Superior Tribunal de Justiça

Acórdão

Relator(a)
Ministra Maria Thereza de Assis Moura
Órgão julgador
Sexta Turma
Data do julgamento
09/12/2014
Data de publicação
19/12/2014

STJ – Acórdão, Rel. Ministra Maria Thereza de Assis Moura, Sexta Turma, j. 09/12/2014, p. 19/12/2014

Ementa

PROCESSO PENAL. HABEAS CORPUS. JULGAMENTO DOS EMBARGOS INFRINGENTES. RELATOR DA APELAÇÃO DIVERSO. NULIDADE. NÃO OCORRÊNCIA. CÂMARA FORMADA MAJORITARIAMENTE POR JUÍZES DE PRIMEIRO GRAU CONVOCADOS. VIOLAÇÃO AO PRINCÍPIO DO JUIZ NATURAL. INOCORRÊNCIA. REPERCUSSÃO GERAL. RE Nº 597.133/RS. IMPETRAÇÃO COMO SUCEDÂNEO RECURSAL. IMPROPRIEDADE. AUSÊNCIA DE ILEGALIDADE MANIFESTA. NÃO CONHECIMENTO. 1. No contexto de racionalização do emprego do habeas corpus, é indevida a utilização da garantia constitucional como sucedâneo recursal. 2. Hipótese em que não há flagrante ilegalidade a ser reconhecida.
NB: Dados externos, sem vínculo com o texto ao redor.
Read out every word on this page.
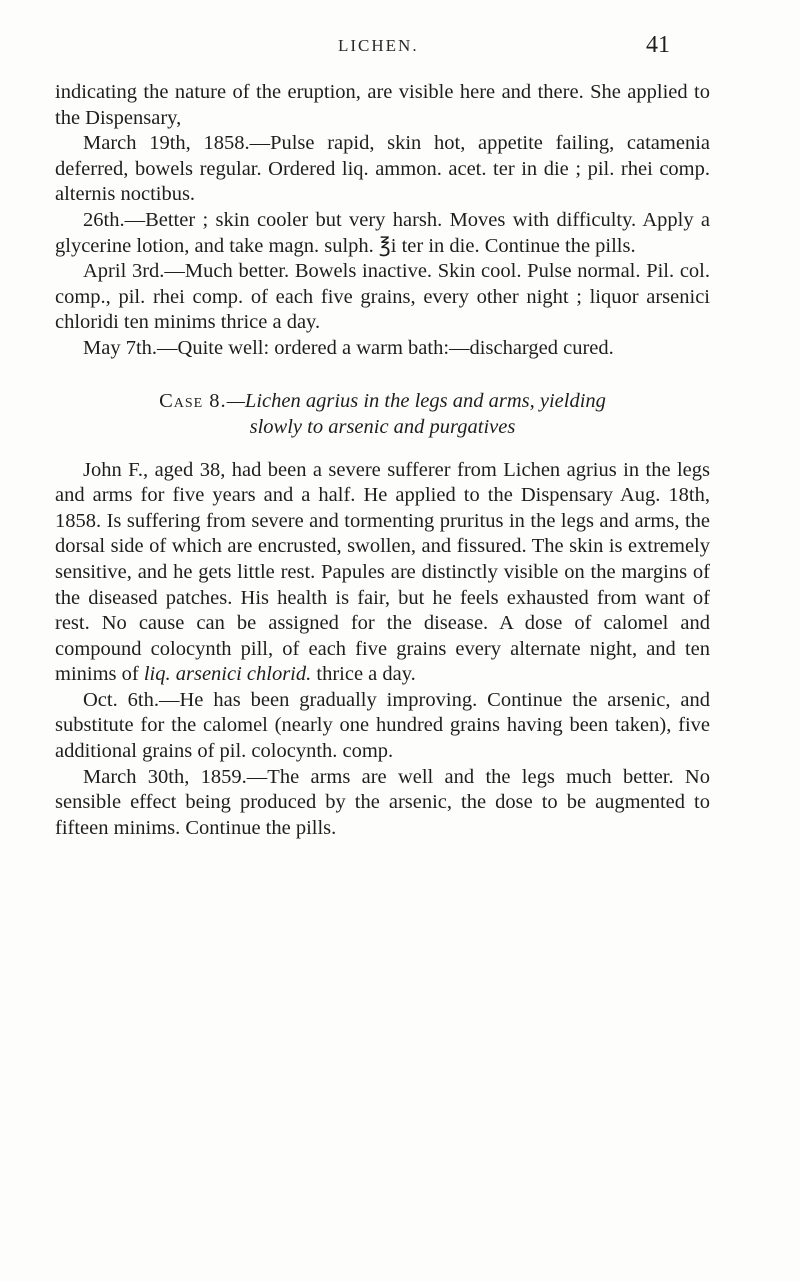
LICHEN.	41

indicating the nature of the eruption, are visible here and there. She applied to the Dispensary,

March 19th, 1858.—Pulse rapid, skin hot, appetite failing, catamenia deferred, bowels regular. Ordered liq. ammon. acet. ter in die ; pil. rhei comp. alternis noctibus.

26th.—Better ; skin cooler but very harsh. Moves with difficulty. Apply a glycerine lotion, and take magn. sulph. ℥i ter in die. Continue the pills.

April 3rd.—Much better. Bowels inactive. Skin cool. Pulse normal. Pil. col. comp., pil. rhei comp. of each five grains, every other night ; liquor arsenici chloridi ten minims thrice a day.

May 7th.—Quite well: ordered a warm bath:—discharged cured.

Case 8.—Lichen agrius in the legs and arms, yielding
slowly to arsenic and purgatives

John F., aged 38, had been a severe sufferer from Lichen agrius in the legs and arms for five years and a half. He applied to the Dispensary Aug. 18th, 1858. Is suffering from severe and tormenting pruritus in the legs and arms, the dorsal side of which are encrusted, swollen, and fissured. The skin is extremely sensitive, and he gets little rest. Papules are distinctly visible on the margins of the diseased patches. His health is fair, but he feels exhausted from want of rest. No cause can be assigned for the disease. A dose of calomel and compound colocynth pill, of each five grains every alternate night, and ten minims of liq. arsenici chlorid. thrice a day.

Oct. 6th.—He has been gradually improving. Continue the arsenic, and substitute for the calomel (nearly one hundred grains having been taken), five additional grains of pil. colocynth. comp.

March 30th, 1859.—The arms are well and the legs much better. No sensible effect being produced by the arsenic, the dose to be augmented to fifteen minims. Continue the pills.
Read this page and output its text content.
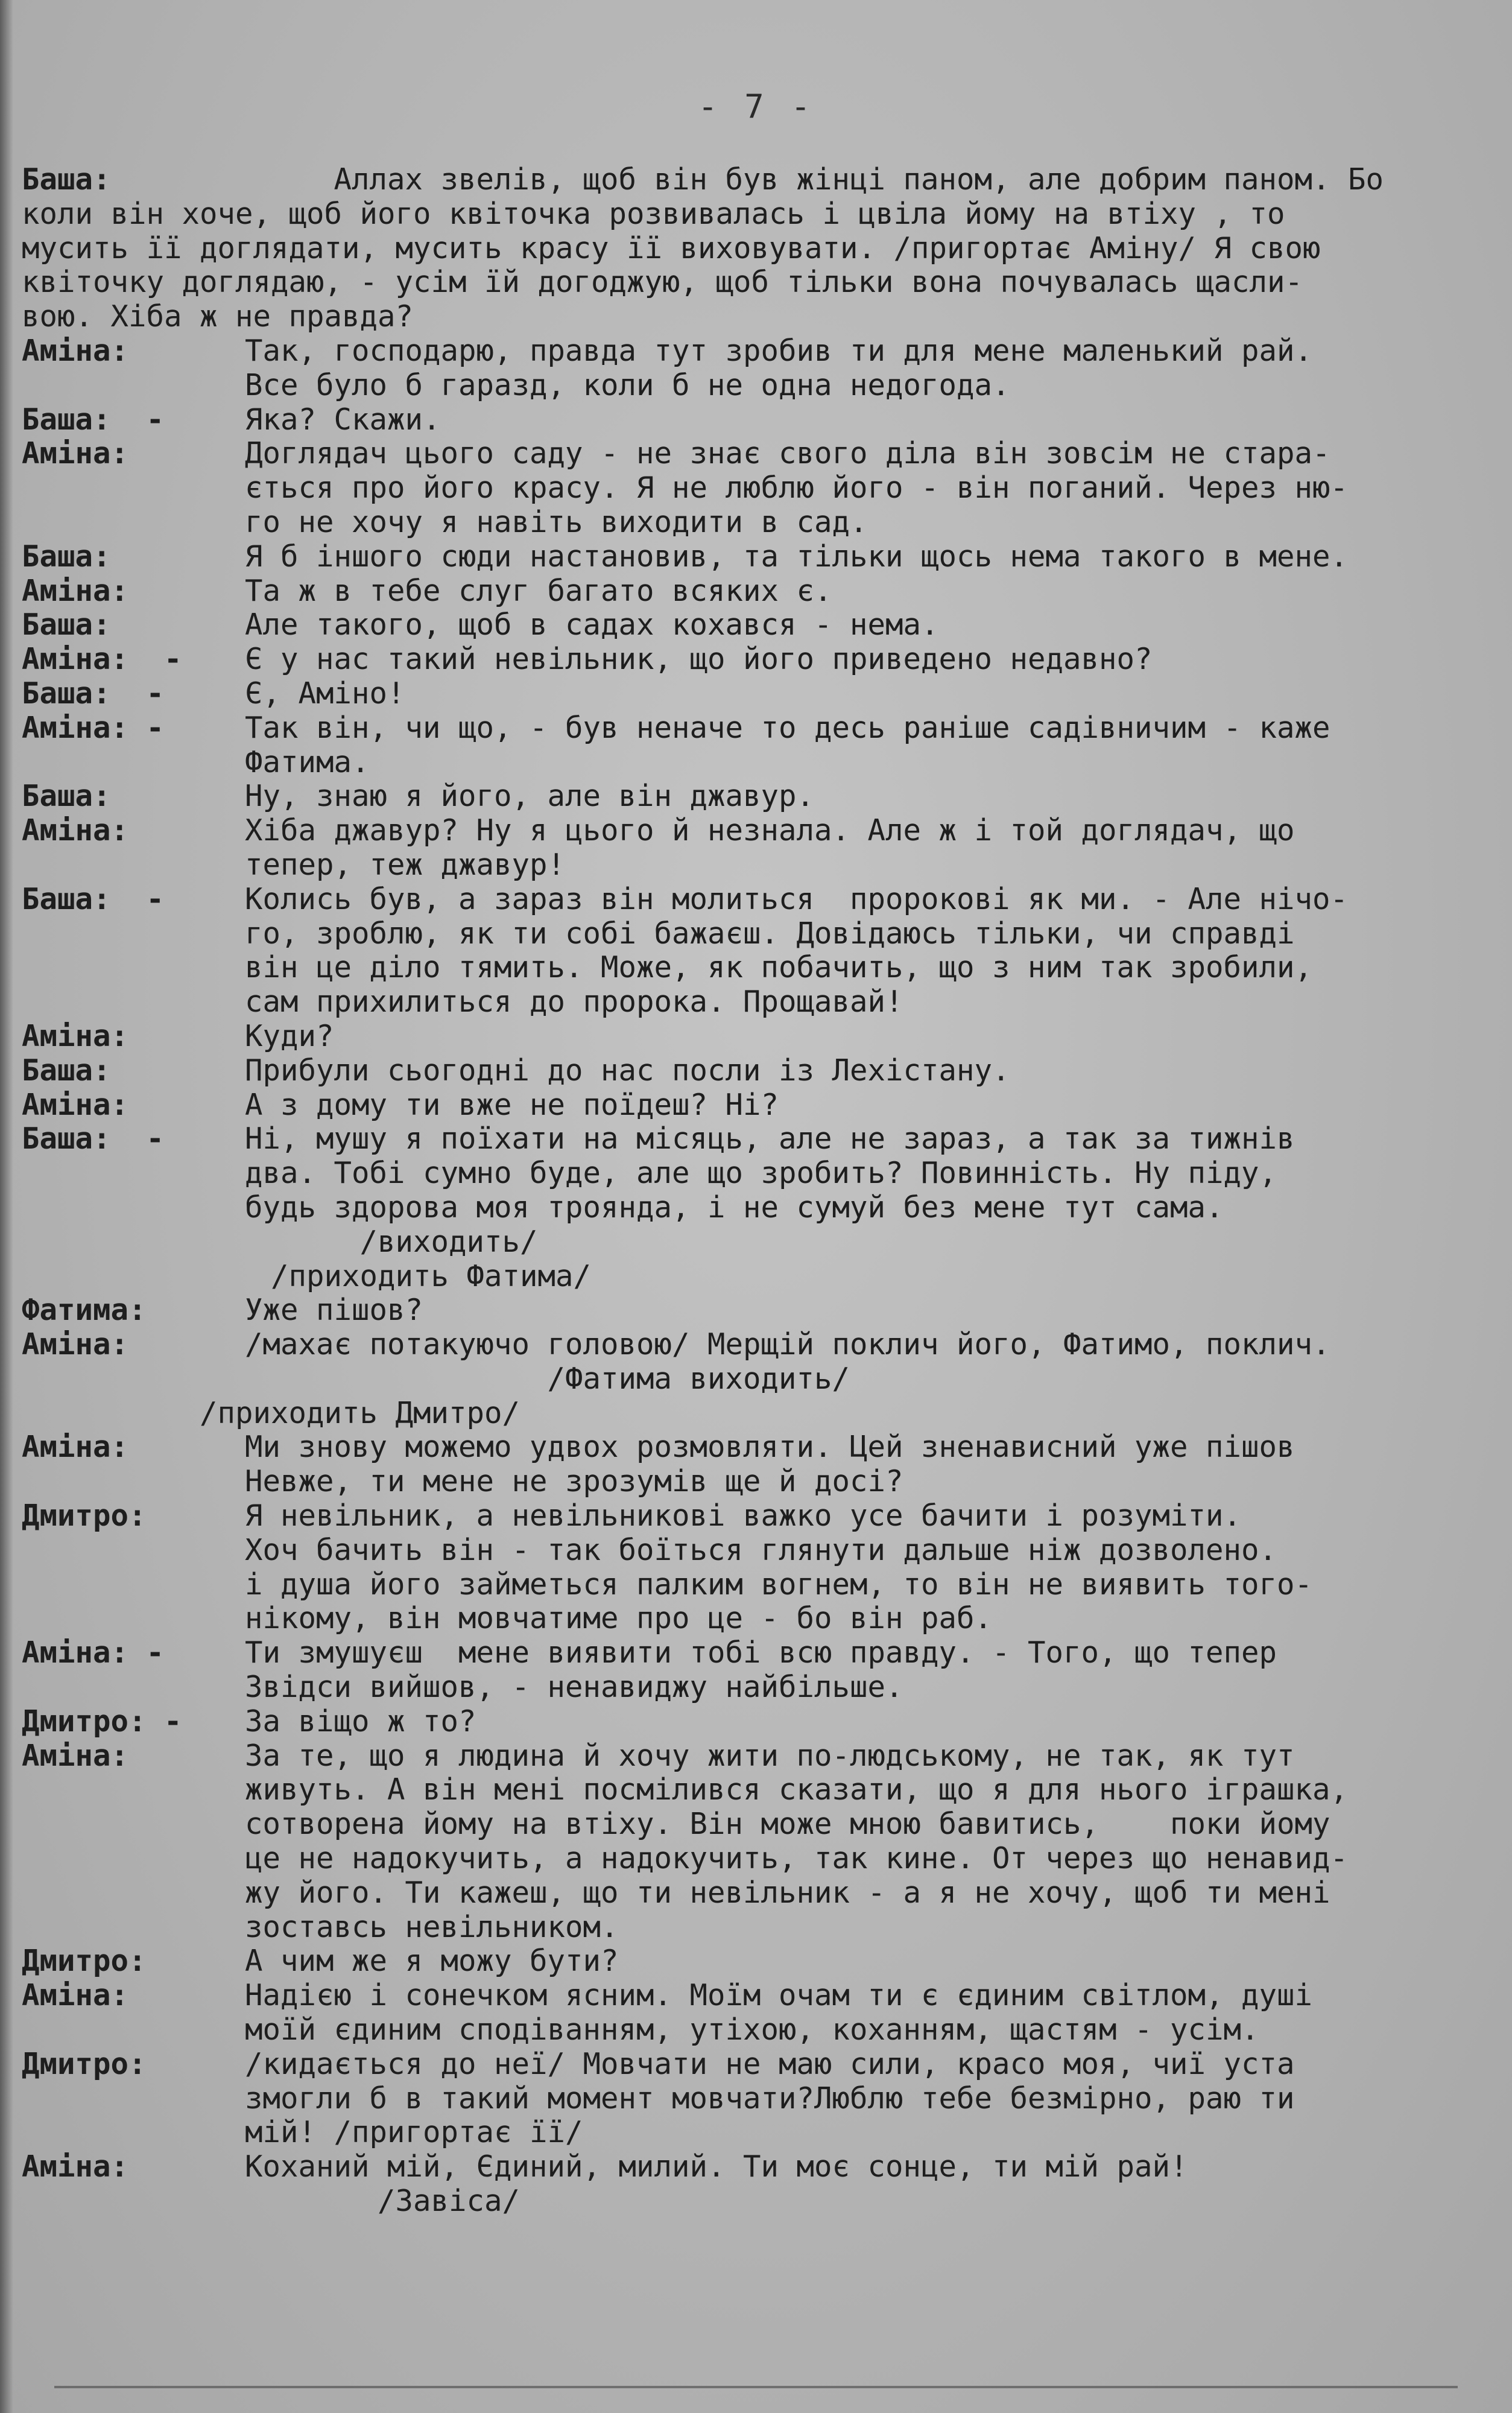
- 7 -
Баша:	Аллах звелів, щоб він був жінці паном, але добрим паном. Бо
коли він хоче, щоб його квіточка розвивалась і цвіла йому на втіху , то
мусить її доглядати, мусить красу її виховувати. /пригортає Аміну/ Я свою
квіточку доглядаю, - усім їй догоджую, щоб тільки вона почувалась щасли-
вою. Хіба ж не правда?
Аміна:	Так, господарю, правда тут зробив ти для мене маленький рай.
Все було б гаразд, коли б не одна недогода.
Баша:  -	Яка? Скажи.
Аміна:	Доглядач цього саду - не знає свого діла він зовсім не стара-
ється про його красу. Я не люблю його - він поганий. Через ню-
го не хочу я навіть виходити в сад.
Баша:	Я б іншого сюди настановив, та тільки щось нема такого в мене.
Аміна:	Та ж в тебе слуг багато всяких є.
Баша:	Але такого, щоб в садах кохався - нема.
Аміна:  -	Є у нас такий невільник, що його приведено недавно?
Баша:  -	Є, Аміно!
Аміна: -	Так він, чи що, - був неначе то десь раніше садівничим - каже
Фатима.
Баша:	Ну, знаю я його, але він джавур.
Аміна:	Хіба джавур? Ну я цього й незнала. Але ж і той доглядач, що
тепер, теж джавур!
Баша:  -	Колись був, а зараз він молиться  пророкові як ми. - Але нічо-
го, зроблю, як ти собі бажаєш. Довідаюсь тільки, чи справді
він це діло тямить. Може, як побачить, що з ним так зробили,
сам прихилиться до пророка. Прощавай!
Аміна:	Куди?
Баша:	Прибули сьогодні до нас посли із Лехістану.
Аміна:	А з дому ти вже не поїдеш? Ні?
Баша:  -	Ні, мушу я поїхати на місяць, але не зараз, а так за тижнів
два. Тобі сумно буде, але що зробить? Повинність. Ну піду,
будь здорова моя троянда, і не сумуй без мене тут сама.
/виходить/
/приходить Фатима/
Фатима:	Уже пішов?
Аміна:	/махає потакуючо головою/ Мерщій поклич його, Фатимо, поклич.
/Фатима виходить/
/приходить Дмитро/
Аміна:	Ми знову можемо удвох розмовляти. Цей зненависний уже пішов
Невже, ти мене не зрозумів ще й досі?
Дмитро:	Я невільник, а невільникові важко усе бачити і розуміти.
Хоч бачить він - так боїться глянути дальше ніж дозволено.
і душа його займеться палким вогнем, то він не виявить того-
нікому, він мовчатиме про це - бо він раб.
Аміна: -	Ти змушуєш  мене виявити тобі всю правду. - Того, що тепер
Звідси вийшов, - ненавиджу найбільше.
Дмитро: -	За віщо ж то?
Аміна:	За те, що я людина й хочу жити по-людському, не так, як тут
живуть. А він мені посмілився сказати, що я для нього іграшка,
сотворена йому на втіху. Він може мною бавитись,    поки йому
це не надокучить, а надокучить, так кине. От через що ненавид-
жу його. Ти кажеш, що ти невільник - а я не хочу, щоб ти мені
зоставсь невільником.
Дмитро:	А чим же я можу бути?
Аміна:	Надією і сонечком ясним. Моїм очам ти є єдиним світлом, душі
моїй єдиним сподіванням, утіхою, коханням, щастям - усім.
Дмитро:	/кидається до неї/ Мовчати не маю сили, красо моя, чиї уста
змогли б в такий момент мовчати?Люблю тебе безмірно, раю ти
мій! /пригортає її/
Аміна:	Коханий мій, Єдиний, милий. Ти моє сонце, ти мій рай!
/Завіса/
In casu, o relator dos embargos infringentes não foi o mesmo da apelação, de modo que não houve qualquer violação ao disposto no art. 125, § 3.º, II, "a", do Regimento Interno do Tribunal de Justiça do Estado da Paraíba. 3. Não há falar em nulidade em virtude do julgamento colegiado ter sido proferido por juízes convocados, haja vista o Supremo Tribunal Federal ter decidido, nos autos do RE 597.133/RS, de relatoria do Ministro Ricardo Lewandowski, Dje de 05/04/2011, julgado sob o regime de repercussão geral, que não viola o postulado constitucional do juiz natural o julgamento de recurso por órgãos fracionários de tribunais compostos majoritariamente por juízes convocados. 4. Habeas corpus não conhecido. (HC n. 298.182/PB, relatora Ministra Maria Thereza de Assis Moura, Sexta Turma, julgado em 9/12/2014, DJe de 19/12/2014.)